Important Factoid #1
During the winter, the fish’s immune system is in a predominantly non-functional condition. In other words, their immune system is in hibernation.
Important Factoid #2
Temperature swings within the pond of 20° F or more are very stressful for the fish and moving water through a thin phase aids it in the gain or loss of heat. This is a simple statement with a lot of meaning. When you pour a cup of hot soup back and forth from one cup to another, you can rapidly cool it. In the same way, a waterfall can dissipate or pick up heat from the pond’s water.

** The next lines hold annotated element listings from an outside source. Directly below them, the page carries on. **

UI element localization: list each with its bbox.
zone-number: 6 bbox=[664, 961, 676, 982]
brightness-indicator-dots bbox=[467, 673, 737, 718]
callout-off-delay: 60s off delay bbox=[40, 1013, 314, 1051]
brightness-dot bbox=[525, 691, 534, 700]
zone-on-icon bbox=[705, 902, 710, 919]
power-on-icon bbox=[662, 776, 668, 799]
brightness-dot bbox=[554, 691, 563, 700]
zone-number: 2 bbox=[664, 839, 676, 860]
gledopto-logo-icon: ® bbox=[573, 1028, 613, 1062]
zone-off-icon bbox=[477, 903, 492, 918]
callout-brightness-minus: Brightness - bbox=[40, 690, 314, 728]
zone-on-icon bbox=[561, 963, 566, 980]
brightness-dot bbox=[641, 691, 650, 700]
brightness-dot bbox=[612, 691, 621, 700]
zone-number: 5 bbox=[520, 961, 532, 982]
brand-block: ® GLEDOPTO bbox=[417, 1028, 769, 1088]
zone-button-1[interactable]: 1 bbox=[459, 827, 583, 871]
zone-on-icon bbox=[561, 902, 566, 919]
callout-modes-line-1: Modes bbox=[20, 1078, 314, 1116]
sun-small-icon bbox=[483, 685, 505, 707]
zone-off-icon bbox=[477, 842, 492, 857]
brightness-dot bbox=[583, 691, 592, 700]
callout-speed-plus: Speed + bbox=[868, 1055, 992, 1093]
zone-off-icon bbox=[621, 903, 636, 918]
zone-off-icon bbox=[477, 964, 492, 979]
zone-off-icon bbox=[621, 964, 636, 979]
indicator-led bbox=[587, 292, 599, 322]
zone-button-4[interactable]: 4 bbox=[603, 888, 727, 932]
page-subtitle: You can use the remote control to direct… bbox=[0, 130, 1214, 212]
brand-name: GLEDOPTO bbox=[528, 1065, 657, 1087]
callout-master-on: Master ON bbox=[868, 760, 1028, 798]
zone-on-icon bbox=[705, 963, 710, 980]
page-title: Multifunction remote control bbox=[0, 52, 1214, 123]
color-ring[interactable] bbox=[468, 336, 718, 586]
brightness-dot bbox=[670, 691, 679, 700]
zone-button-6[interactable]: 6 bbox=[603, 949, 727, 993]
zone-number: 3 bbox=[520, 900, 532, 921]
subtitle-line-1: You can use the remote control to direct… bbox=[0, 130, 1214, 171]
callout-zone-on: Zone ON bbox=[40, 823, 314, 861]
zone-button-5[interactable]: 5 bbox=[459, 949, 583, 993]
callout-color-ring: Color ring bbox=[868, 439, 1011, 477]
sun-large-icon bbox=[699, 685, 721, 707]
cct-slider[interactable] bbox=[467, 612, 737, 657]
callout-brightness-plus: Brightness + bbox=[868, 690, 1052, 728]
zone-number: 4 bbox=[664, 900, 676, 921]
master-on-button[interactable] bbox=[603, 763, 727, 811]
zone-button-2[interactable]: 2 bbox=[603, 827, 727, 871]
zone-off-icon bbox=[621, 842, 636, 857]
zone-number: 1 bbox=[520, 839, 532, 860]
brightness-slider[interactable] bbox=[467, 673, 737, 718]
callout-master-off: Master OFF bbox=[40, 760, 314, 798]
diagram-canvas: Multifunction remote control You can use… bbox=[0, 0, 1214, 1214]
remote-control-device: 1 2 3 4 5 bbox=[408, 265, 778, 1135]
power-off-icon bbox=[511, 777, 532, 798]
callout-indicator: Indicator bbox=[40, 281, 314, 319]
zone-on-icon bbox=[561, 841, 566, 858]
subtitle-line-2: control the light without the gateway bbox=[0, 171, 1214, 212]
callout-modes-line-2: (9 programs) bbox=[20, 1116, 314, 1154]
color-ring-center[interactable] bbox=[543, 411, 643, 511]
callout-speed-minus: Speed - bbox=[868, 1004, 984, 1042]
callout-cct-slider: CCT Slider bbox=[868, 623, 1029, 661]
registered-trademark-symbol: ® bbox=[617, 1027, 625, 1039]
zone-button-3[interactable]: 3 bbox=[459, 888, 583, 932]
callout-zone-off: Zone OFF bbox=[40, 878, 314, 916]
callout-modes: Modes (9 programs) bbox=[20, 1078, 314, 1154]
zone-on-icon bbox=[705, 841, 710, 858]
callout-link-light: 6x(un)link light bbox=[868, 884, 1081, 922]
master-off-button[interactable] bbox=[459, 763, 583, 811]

In certain climates, such as in the Sierra Nevadas and other desert areas, air temperatures can be very warm by day and ice cold at night. This matters because if your waterfall runs around the clock, you could be warming the water by day, and super cooling it by night. Again, this is a geographical phenomenon, and may not apply to you but a simple pond thermometer could tell you for sure. The stress caused by fluctuating water temperatures makes the fish more vulnerable to infection.
To avoid this problem, some people run their waterfalls during the day to pick up valuable free heat, and turn the falls off (making sure to have some other form of submerged pond circulation for aeration) at night to spare that free energy and avoid super-cooling.
Important Factoid #3
Turning off your waterfall may spare heat loss at night, but it can also deprive fish of oxygen and circulation. It is important, especially if water temperatures are climbing, to always have some circulation in the pond to maintain sufficient aeration or oxygen exchange for the fish.
Important Factoid #4
Fish cannot freeze into a block of ice and survive. This is a wintertime factoid that should be destroyed once and for all. Many people see their fish in small ponds, “frozen” under a solid layer of ice. The fish are utterly motionless due to the cold. They perceive that the fish are frozen in the ice and so they say, “My fish were frozen solid and lived!” but this is not the case.
Important Factoid #5
Another common myth in this hobby is that fish are safer from parasites and pathogens, like bacterial infections, in the dead of winter because these “bugs” slow down, or even stop, in icy water. However, the opposite is true.
Parasites do not necessarily slow down in ice-cold water. In fact, certain species of flukes are actually more active in the icy water of winter, and species of ich, trichodina, and costia are also busy at work in icy water. It’s an important fact that the fish can be more heavily infected with parasites in winter than any other time of the year.
Becoming familiar with these facts will give you the understanding to help your fish have a restful winter and a healthy and active spring next year!